Alia Rau: Yeah, her staff said that she probably would not overhaul it the first day of business, which is interesting. Because she really can't overhaul it the first day of business. Basically you need the board of education, which, you know, entire process there. You need legislation, you need all kinds of different things. So, no matter what happens, Douglas could not come in day one and say, okay, bye-bye common core, we're done.

Ted Simons: Was this her understanding or is this her basically saying let's get the transition process, I think she or her office used the word process for the first year.

Jeremy Duda: I think it is an acknowledgement of reality. She can campaign against common core because she doesn't like it and a lot of people don't like it. She understands there is nothing she can do on her own. I think if no one else is going to make a move to do this all she can really do is use it as a bully pulpit to know effect if nobody else is going to take action. Chief administrator of a large school system, so much other work to do. You can shout into the wind all you want but it is not going to do much in the legislature, board of education, and governor Ducey is not going to go along with you.

Alia Rau: I think others will take action. I think we will see stuff at the legislature. What do you do with funding? Ways to get around and underneath and gut common core that can be done at the legislature and I think we will see some of that.

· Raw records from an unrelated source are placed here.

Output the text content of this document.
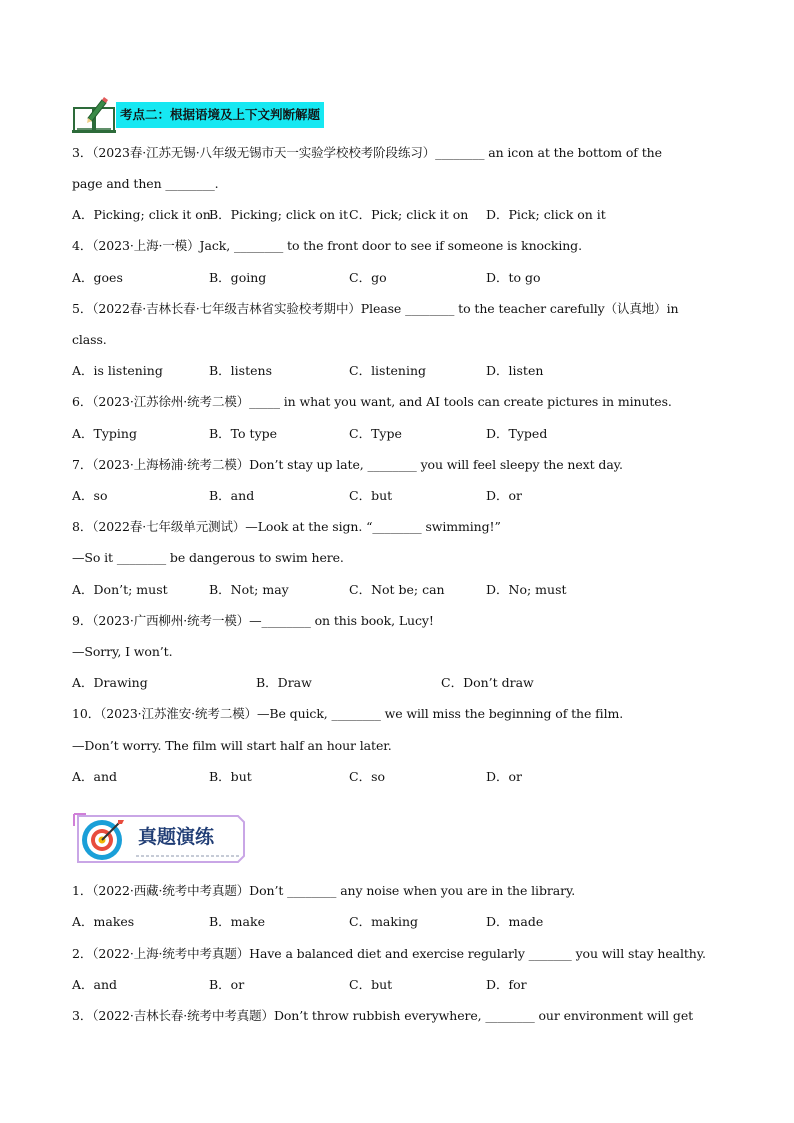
考点二：根据语境及上下文判断解题
3．（2023春·江苏无锡·八年级无锡市天一实验学校校考阶段练习）________ an icon at the bottom of the
page and then ________.
A．Picking; click it on
B．Picking; click on it C．Pick; click it on D．Pick; click on it
4．（2023·上海·一模）Jack, ________ to the front door to see if someone is knocking.
A．goes	B．going	C．go	D．to go
5．（2022春·吉林长春·七年级吉林省实验校考期中）Please ________ to the teacher carefully（认真地）in
class.
A．is listening	B．listens	C．listening	D．listen
6．（2023·江苏徐州·统考二模）_____ in what you want, and AI tools can create pictures in minutes.
A．Typing	B．To type	C．Type	D．Typed
7．（2023·上海杨浦·统考二模）Don’t stay up late, ________ you will feel sleepy the next day.
A．so	B．and	C．but	D．or
8．（2022春·七年级单元测试）—Look at the sign. “________ swimming!”
—So it ________ be dangerous to swim here.
A．Don’t; must	B．Not; may	C．Not be; can	D．No; must
9．（2023·广西柳州·统考一模）—________ on this book, Lucy!
—Sorry, I won’t.
A．Drawing	B．Draw	C．Don’t draw
10．（2023·江苏淮安·统考二模）—Be quick, ________ we will miss the beginning of the film.
—Don’t worry. The film will start half an hour later.
A．and	B．but	C．so	D．or
真题演练
1．（2022·西藏·统考中考真题）Don’t ________ any noise when you are in the library.
A．makes	B．make	C．making	D．made
2．（2022·上海·统考中考真题）Have a balanced diet and exercise regularly _______ you will stay healthy.
A．and	B．or	C．but	D．for
3．（2022·吉林长春·统考中考真题）Don’t throw rubbish everywhere, ________ our environment will get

Luige del Puerto: I was going to say her job, primary job is to be an administrator. The first thing she will administrate is this common core test that will have a next year. We already paid for it the money is already there for it. At least one year. Whether they fund it again the next year, that's the big question as well. But it is her job to administer this test, and she has to show that she can administer. That is what we elected her for.
Ted Simons: Office is saying she is not so much against common core as supporting local control. So, again, we will see how this works itself out as the
Jeremy Duda: Certainly a softening of tone.
Ted Simons: Yes. Monday on "Arizona Horizon," the state could face a wet winter due to EL Nino weather patterns. And the growth of microbreweries is prompting calls for changes in state laws. That's Monday on the next "Arizona Horizon." That is it for now. I'm Ted Simons. Thank you so much for joining us. You have a great weekend.